A Chillingly Good Film


Courtesy Photo

Doug Laman, Staff Reporter/Movie Critic

After spending an entire month reviewing all 52 of Disney’s animated feature films, I’ve come to the conclusion that the reason so many of their movies resonate so well is the same reason all good cinema and art connects with us; they show our basic human emotions, insecurities and personalities in a way that’s both accessible and profound. There’s layers and joy to the characters in their films, and things are no different for their 53rd film, Frozen, which handily joins the ranks as not only one of Disney’s best films, but one of the best movies I’ve seen in recent years.


Anna (Kristen Bell) and Elsa (Idina Menzel) are sisters who seem normal except for two factors; both are of royal heritage, with Elsa due to be named Queen of their kingdom any day now.  On top of that Elsa has to deal with her special and magical powers that allow her to conjure up ice at will. Her powers force her to be isolated from her sister and the world, leading to feelings of rejection and loneliness that swell up inside her until she unleashes her icy powers on her kingdom. Trapping the kingdom and it’s inhabitants in an eternal winter, it’s up to Elsa, along with Kristoff (Jonathan Groff), a plucky reindeer named Sven and an endlessly optimistic snowman named Olaf (Josh Gad) to save their kingdom and Elsa.


It’s tough to write about a film like Frozen; the amount of hyperbolic positive comments I want to make here would likely create gigantic expectations that could never be met. And yet, I have a feeling this glorious film would not only meet such expectations, but shatter them. Taking an 1845 story by Hans Christian Anderson, music written by the couple who helped bring Avenue Q to life, and an inadvertently suicidal snowman, and has these (among many other) elements collide to craft a piece of perfect filmmaking. Much of this perfection has to be attributed to the screenplay by Jennifer Lee, which is full of ingenious character moments, witty dialogue and some simultaneously economic and unexpected storytelling choices that makes the film wildly unpredictable (it also deserves praise for incorporating two references to Arrested Development). Every character in this story has layers of depth to them, to the point where they stop being simply cinematic characters and become actual human beings. In their moments of crisis and triumph, we feel a connection that only the best writing can create.


The directors, Jennifer Lee again and Chris Buck, also help bring the movie to vivid life, with several crafty director choices (a single shot that takes us through the entire kingdom of Arrendelle is a particular highlight) and also keeps the film going at a fast, yet acceptable pace, one that allows us to take in these protagonists and the many dazzling environments they encounter. Of course, they’re helped out by the high caliber voice acting, with Idina Menzel being a fantastic choice to tackle Elsa, keeping the character grounded and yet fascinating in her more mystical moments. Kristen Bell is perfect as the delightfully awkward Anna, who feels like one of the more realistic characters Disney has ever made (I particularly love it when she sings about how she’s so nervous she just wants to stuff her face with chocolate. I feel ya girl!) Jonathan Groff, Alan Tudyk and Santino Fantina brings levels of brilliance to their characters, but the very best comes in the form of Josh Gad as Olaf.

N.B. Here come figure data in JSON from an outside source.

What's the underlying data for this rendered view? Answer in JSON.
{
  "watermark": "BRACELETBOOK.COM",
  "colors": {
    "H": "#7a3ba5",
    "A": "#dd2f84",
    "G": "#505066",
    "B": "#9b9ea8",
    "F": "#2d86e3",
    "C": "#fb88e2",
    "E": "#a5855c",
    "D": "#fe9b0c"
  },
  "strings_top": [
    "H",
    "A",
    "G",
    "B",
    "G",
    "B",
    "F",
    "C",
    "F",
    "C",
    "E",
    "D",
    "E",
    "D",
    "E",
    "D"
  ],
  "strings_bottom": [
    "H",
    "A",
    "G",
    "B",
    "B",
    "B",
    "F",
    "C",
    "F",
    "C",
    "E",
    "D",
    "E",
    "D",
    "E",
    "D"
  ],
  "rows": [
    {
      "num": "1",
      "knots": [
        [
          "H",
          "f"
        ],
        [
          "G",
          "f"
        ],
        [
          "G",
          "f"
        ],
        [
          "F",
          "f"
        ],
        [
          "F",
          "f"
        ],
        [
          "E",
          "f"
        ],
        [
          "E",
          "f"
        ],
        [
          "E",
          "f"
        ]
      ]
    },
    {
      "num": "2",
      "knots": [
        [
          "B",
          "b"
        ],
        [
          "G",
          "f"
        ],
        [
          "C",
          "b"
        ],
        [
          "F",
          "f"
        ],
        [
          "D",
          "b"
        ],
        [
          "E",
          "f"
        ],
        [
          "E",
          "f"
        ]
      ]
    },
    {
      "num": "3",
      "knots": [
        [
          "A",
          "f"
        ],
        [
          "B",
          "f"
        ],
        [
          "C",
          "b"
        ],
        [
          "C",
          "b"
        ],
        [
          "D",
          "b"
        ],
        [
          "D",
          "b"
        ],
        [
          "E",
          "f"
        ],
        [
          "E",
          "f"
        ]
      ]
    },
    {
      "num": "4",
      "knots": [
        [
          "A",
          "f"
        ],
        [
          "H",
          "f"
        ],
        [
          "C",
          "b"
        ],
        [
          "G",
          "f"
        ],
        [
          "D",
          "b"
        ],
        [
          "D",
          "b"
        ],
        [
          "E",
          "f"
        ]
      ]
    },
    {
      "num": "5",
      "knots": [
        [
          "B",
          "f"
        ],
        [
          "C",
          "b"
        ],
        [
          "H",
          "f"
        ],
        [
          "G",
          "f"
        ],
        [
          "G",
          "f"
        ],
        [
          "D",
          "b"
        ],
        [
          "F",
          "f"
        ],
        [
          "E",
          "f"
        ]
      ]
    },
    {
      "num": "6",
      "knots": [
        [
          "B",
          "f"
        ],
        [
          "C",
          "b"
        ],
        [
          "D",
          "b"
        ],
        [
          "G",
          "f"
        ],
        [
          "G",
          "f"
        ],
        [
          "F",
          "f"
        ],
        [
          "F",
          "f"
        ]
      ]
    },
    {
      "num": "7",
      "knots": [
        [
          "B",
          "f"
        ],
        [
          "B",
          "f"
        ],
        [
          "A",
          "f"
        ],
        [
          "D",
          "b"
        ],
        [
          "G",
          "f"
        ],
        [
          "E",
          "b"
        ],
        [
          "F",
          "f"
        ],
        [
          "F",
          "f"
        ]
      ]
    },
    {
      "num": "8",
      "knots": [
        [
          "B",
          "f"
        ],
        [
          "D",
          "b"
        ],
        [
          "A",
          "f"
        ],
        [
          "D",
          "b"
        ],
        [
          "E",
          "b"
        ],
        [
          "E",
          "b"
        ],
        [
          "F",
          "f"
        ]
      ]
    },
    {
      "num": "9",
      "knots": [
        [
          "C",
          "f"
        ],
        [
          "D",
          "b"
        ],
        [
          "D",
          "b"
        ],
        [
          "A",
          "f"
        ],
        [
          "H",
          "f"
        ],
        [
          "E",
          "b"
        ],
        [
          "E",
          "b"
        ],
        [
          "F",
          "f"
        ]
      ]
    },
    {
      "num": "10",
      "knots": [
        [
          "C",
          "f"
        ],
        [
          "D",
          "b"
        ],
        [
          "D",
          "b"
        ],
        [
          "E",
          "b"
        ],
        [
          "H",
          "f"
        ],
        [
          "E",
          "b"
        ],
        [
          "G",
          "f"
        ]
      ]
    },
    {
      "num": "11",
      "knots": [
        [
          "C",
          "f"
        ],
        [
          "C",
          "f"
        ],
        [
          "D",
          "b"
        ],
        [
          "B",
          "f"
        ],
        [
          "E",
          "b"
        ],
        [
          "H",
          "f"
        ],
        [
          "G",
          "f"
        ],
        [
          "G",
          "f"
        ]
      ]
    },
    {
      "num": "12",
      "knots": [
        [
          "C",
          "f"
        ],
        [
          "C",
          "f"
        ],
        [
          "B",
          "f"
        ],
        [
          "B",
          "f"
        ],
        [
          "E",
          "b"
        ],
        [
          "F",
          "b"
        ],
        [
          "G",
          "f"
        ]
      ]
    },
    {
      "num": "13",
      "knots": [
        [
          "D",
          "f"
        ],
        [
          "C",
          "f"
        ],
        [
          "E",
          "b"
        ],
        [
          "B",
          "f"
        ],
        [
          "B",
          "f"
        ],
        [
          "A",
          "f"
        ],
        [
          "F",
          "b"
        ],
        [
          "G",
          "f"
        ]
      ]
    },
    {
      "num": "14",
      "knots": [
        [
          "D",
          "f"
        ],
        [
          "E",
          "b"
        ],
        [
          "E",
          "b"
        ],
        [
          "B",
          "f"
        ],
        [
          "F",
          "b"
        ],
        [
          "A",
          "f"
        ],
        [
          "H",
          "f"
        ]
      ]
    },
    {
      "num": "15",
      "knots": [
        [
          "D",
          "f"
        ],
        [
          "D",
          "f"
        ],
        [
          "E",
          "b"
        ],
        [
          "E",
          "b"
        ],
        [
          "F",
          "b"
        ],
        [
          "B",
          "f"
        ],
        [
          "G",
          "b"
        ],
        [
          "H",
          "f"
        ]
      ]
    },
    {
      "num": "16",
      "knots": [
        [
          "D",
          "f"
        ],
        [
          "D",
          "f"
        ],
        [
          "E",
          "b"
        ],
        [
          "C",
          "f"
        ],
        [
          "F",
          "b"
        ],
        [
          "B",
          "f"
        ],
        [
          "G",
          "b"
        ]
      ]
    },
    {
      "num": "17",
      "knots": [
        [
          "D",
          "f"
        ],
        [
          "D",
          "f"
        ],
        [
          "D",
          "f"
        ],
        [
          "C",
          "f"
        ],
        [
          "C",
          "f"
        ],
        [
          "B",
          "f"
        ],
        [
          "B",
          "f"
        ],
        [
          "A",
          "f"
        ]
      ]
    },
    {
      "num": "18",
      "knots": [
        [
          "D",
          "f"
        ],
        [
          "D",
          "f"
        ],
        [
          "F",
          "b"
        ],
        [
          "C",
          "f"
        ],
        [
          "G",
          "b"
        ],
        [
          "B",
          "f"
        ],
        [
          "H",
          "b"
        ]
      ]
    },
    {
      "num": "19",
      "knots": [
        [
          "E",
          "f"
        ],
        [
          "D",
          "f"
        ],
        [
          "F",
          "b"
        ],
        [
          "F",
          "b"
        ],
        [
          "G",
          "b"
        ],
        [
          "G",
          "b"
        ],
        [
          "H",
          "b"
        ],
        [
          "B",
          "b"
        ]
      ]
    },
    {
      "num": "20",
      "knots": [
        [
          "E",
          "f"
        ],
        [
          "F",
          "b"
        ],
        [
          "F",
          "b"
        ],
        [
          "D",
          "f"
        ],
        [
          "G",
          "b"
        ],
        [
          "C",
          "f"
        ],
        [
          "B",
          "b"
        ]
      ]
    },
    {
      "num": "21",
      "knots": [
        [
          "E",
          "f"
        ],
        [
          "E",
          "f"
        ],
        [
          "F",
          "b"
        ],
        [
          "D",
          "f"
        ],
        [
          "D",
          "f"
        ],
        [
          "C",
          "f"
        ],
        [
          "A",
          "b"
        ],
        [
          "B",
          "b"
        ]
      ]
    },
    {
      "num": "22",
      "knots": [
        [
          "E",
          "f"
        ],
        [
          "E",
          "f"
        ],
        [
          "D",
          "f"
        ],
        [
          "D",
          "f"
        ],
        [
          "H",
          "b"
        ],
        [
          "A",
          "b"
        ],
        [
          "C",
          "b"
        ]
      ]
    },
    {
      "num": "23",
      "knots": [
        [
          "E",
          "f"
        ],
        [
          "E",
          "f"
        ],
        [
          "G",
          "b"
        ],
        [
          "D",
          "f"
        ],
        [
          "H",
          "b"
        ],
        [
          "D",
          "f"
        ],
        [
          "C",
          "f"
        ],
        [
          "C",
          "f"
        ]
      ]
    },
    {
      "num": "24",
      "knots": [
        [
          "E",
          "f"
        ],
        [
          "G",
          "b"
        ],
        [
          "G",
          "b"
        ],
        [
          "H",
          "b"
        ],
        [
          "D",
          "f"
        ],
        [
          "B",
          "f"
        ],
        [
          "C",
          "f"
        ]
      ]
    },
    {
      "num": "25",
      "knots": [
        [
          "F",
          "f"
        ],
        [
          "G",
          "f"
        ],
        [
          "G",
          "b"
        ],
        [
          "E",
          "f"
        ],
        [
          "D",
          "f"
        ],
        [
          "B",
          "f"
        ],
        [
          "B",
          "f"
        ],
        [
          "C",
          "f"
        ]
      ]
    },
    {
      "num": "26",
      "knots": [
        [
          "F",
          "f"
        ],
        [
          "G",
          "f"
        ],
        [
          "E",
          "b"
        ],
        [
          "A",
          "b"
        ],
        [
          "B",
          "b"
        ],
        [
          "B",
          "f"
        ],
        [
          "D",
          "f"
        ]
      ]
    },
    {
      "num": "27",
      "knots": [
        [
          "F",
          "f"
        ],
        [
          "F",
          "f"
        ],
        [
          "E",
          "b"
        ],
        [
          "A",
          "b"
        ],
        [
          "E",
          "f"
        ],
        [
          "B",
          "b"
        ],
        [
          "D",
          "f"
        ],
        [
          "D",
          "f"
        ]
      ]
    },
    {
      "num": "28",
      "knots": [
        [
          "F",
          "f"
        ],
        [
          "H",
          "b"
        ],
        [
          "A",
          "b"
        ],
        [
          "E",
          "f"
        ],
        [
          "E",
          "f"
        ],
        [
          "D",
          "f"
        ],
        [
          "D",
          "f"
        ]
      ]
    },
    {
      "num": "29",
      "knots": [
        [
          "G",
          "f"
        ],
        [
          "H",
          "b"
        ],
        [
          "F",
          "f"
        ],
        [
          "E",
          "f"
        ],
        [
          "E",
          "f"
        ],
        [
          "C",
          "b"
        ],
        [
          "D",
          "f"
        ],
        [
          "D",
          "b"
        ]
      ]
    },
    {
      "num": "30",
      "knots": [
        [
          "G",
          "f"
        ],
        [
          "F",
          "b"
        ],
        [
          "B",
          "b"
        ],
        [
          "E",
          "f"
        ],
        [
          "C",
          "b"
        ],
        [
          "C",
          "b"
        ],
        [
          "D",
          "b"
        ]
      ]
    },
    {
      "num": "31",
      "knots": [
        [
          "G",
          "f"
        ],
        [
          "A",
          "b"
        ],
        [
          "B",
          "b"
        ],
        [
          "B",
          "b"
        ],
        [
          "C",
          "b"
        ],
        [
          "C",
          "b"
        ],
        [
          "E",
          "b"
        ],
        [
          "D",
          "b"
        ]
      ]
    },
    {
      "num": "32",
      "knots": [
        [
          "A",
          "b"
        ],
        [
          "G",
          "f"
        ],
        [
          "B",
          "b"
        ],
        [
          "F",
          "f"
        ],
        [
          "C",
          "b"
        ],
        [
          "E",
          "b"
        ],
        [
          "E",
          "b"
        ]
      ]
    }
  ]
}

Olaf, who enters the film midway through, always has a smile on his face and embraces every situation with aplomb. No matter what, he does whatever he can to make every situation as good as he can. Practically created with the very essence of euphoria, he’s responsible for many of the films best and funniest moments, while simultaneously standing in as a representation of Elsa and Anna’s relationship. The only other thing in the film that even comes close to being as good as the entirety of Olaf is the music, which is written by Robert and Kristen Anderson-Lopez; a major highlight of the film. Whether it’s a powerful ballad for Elsa’s character, a hilarious tune for Olaf describing his dream or Anna proclaiming her excitement, it’s easily one of the best soundtracks ever created for a Disney musical and is easily one of the best musical soundtracks in recent memory.

From the clever short film Get A Horse! that opens the film to the breathtaking animation, this film is funnier than any other comedy I’ve encountered this year. The only thing that’s left to say is this: go see Frozen right away. The most joyous time I’ve spent in a theatre in years, it’s impossible for any cognitive being to walk away from this film with anything less than a gigantic smile and a song stirring in ones heart. Reminding us of the power of Disney, film and snow, Frozen is nothing short of an epic cinematic achievement that we’ll be talking about for decades to come.